Although the Jews eventually returned to Erfurt after a few years, the synagogue was sold off to Christians and became a warehouse. Over the centuries, the building's interiors were modified to serve various purposes, including restaurants, a dance hall, and a bowling alley. But thanks to the conversion, the synagogue escaped the destruction by the Nazi. The building stayed in private hands until the city purchased it in 1998 and reopened it as a museum of Jewish heritage. We were lucky enough to visit on the monthly “free day”. Although much of the original interior and all the furnishing was lost, traces of the 12th-century temple could still be identified.
Erfurt’s Jewish heritage came into international focus when a sizeable trove of golden treasure was discovered within the wall of a medieval cellar. It did not take long for archaeologists to conclude that these treasures once belonged to Kalman von Wiehe, a wealthy Jewish banker. The treasure was hidden away during the Pogrom of 1349. Evidently, he was lynched, and his most valuable possessions were left undisturbed until rediscovered in 1998. As such, the Erfurt Treasure represents the largest and most pristine collection of its kind.

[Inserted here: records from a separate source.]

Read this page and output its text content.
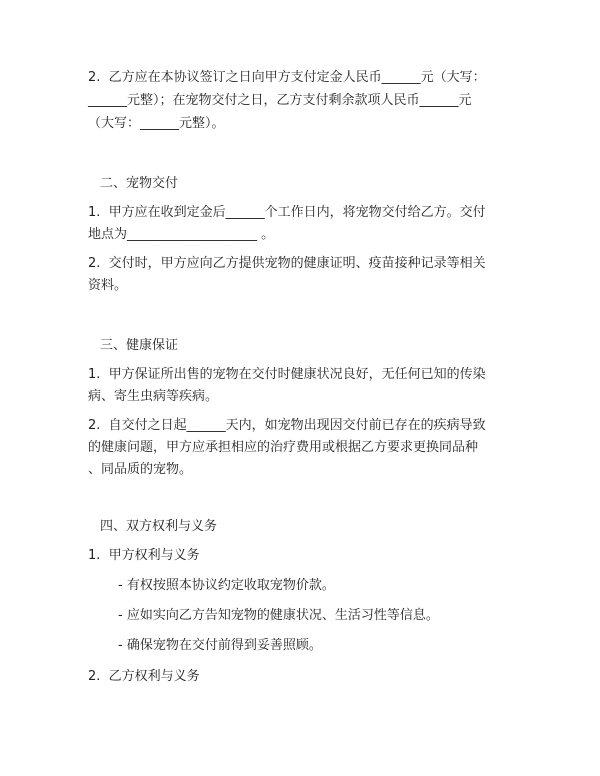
2.  乙方应在本协议签订之日向甲方支付定金人民币______元（大写：
______元整）；在宠物交付之日，乙方支付剩余款项人民币______元
（大写：______元整）。
二、宠物交付
1.  甲方应在收到定金后______个工作日内，将宠物交付给乙方。交付
地点为____________________ 。
2.  交付时，甲方应向乙方提供宠物的健康证明、疫苗接种记录等相关
资料。
三、健康保证
1.  甲方保证所出售的宠物在交付时健康状况良好，无任何已知的传染
病、寄生虫病等疾病。
2.  自交付之日起______天内，如宠物出现因交付前已存在的疾病导致
的健康问题，甲方应承担相应的治疗费用或根据乙方要求更换同品种
、同品质的宠物。
四、双方权利与义务
1.  甲方权利与义务
- 有权按照本协议约定收取宠物价款。
- 应如实向乙方告知宠物的健康状况、生活习性等信息。
- 确保宠物在交付前得到妥善照顾。
2.  乙方权利与义务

The treasure includes silver bars, thousands of golden coins, and more than 700 pieces of decorative accessories of the finest craftsmanship. Appropriately, the highlights of the treasure were exhibited today at the cellar level of the Old Synagogue, and it gave us a glimpse of the world of medieval life. The undisputed highlight would be an intricately carved wedding ring made without any gemstones. The top of the ring is adorned with a Jewish temple graced with Gothic gables. The ring itself is shaped as two interlocked hands, an ancient symbol of fidelity. The only engraving on the ring is masel tov, a Jewish phrase expressing congratulations or wishing someone good luck.